The U.S. Food and Drug Administration (FDA) has accepted for review Ionis Pharmaceuticals' New Drug Application (NDA) for donidalorsen, an investigational RNA-targeted medicine intended for prophylactic treatment to prevent attacks of hereditary angioedema (HAE) in adult and pediatric patients 12 years of age and older. The FDA has set an action date of August 21, 2025, under the Prescription Drug User Fee Act (PDUFA).
The application is supported by positive results from the pivotal Phase 3 OASIS-HAE and OASISplus studies, along with ongoing Phase 2 open-label extension (OLE) study data. These studies evaluated monthly and bi-monthly dosing regimens.
HAE is a rare genetic condition characterized by recurrent, severe swelling (angioedema) affecting various body parts, including the hands, feet, genitals, stomach, face, and throat. It is estimated to affect over 20,000 patients in the U.S. and Europe. Donidalorsen is designed to reduce the production of prekallikrein (PKK), an important mediator in the pathway leading to HAE attacks.
Clinical Efficacy and Safety
Ionis recently presented new results from the Phase 3 and Phase 2 OLE studies at the 2024 American College of Allergy, Asthma & Immunology (ACAAI) Annual Scientific Meeting. The data demonstrated that donidalorsen delivered significant and sustained reductions in HAE attacks. The ongoing Phase 2 OLE study showed an overall sustained mean reduction in HAE attack rates of 96% from baseline, maintained for up to three years.

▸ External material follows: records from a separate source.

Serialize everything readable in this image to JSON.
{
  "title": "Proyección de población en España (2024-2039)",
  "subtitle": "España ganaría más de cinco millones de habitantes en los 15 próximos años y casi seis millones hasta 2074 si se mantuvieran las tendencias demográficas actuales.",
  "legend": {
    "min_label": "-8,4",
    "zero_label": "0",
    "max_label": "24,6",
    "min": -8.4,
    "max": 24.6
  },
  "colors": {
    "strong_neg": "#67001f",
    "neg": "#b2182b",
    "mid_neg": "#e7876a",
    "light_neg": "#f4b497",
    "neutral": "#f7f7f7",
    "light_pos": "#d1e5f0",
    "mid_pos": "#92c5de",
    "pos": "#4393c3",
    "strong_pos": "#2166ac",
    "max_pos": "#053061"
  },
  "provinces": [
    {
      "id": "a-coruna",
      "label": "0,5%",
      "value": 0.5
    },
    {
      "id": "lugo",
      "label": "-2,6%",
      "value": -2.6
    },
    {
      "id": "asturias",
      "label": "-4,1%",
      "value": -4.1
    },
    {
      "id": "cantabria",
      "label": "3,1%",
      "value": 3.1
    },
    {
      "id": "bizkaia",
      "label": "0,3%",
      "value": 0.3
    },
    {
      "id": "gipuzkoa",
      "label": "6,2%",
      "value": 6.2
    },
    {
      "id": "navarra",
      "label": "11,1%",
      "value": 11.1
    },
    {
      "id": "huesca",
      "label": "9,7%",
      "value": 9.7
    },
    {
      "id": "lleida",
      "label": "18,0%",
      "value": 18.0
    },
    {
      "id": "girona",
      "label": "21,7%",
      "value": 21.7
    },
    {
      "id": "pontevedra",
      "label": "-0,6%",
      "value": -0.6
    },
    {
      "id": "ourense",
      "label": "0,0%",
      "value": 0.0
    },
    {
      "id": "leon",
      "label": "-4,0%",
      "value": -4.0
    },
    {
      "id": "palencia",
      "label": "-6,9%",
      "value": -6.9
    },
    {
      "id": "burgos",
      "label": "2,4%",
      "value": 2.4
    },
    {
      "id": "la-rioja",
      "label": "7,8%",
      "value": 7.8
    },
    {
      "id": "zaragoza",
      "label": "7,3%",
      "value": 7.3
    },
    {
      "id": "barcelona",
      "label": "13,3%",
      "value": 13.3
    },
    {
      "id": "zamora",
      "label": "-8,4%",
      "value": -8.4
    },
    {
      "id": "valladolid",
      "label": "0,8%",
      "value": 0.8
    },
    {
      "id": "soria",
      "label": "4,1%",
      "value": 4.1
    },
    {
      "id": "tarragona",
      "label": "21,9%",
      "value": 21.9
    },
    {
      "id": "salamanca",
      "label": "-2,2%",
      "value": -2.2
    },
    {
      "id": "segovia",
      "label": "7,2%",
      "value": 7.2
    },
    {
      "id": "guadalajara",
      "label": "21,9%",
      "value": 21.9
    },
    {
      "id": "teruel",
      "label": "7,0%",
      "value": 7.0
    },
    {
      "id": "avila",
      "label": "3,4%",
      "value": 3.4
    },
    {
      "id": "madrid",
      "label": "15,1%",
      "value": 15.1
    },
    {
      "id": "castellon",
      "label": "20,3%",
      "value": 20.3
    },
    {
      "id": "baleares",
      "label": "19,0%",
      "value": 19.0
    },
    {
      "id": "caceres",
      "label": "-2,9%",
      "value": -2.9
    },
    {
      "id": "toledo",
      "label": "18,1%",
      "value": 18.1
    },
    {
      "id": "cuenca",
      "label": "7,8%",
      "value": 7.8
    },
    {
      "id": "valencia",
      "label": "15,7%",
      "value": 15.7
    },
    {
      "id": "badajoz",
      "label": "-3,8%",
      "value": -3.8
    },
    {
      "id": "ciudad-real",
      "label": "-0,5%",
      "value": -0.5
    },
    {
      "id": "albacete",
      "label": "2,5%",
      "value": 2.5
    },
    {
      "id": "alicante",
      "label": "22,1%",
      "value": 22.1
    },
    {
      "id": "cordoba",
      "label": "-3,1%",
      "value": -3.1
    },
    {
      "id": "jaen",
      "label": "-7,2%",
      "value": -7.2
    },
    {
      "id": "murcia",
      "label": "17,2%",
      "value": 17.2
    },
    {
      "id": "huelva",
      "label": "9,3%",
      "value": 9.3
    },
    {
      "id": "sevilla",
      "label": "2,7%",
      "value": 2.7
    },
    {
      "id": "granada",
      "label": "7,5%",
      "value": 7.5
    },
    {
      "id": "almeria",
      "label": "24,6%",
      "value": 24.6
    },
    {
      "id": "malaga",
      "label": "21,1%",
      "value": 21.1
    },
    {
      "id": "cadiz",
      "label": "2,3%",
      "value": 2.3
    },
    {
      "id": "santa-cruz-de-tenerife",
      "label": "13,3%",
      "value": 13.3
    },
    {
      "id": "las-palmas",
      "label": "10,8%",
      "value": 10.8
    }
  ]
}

Across all three studies, donidalorsen was generally well-tolerated. Most adverse events (AEs) were mild or moderate in severity, with injection site reactions being the most common AE. Notably, there were no serious treatment-emergent adverse events (TEAEs) related to donidalorsen.
Development and Regulatory Pathway
The FDA previously granted donidalorsen Orphan Drug Designation in 2023. Otsuka, which holds exclusive rights to commercialize donidalorsen in Europe and Asia Pacific, is preparing to submit a Marketing Authorization Application (MAA) to the European Medicines Agency (EMA) this year.
"Despite currently available treatments, many people living with HAE continue to experience painful and potentially life-threatening breakthrough attacks. Based on the totality of clinical evidence from the Phase 3 OASIS-HAE and OASISplus studies, as well as new three-year results from our Phase 2 OLE study, we believe that donidalorsen has the potential to advance the prophylactic treatment paradigm for people living with HAE," said Brett Monia, Ph.D., chief executive officer of Ionis.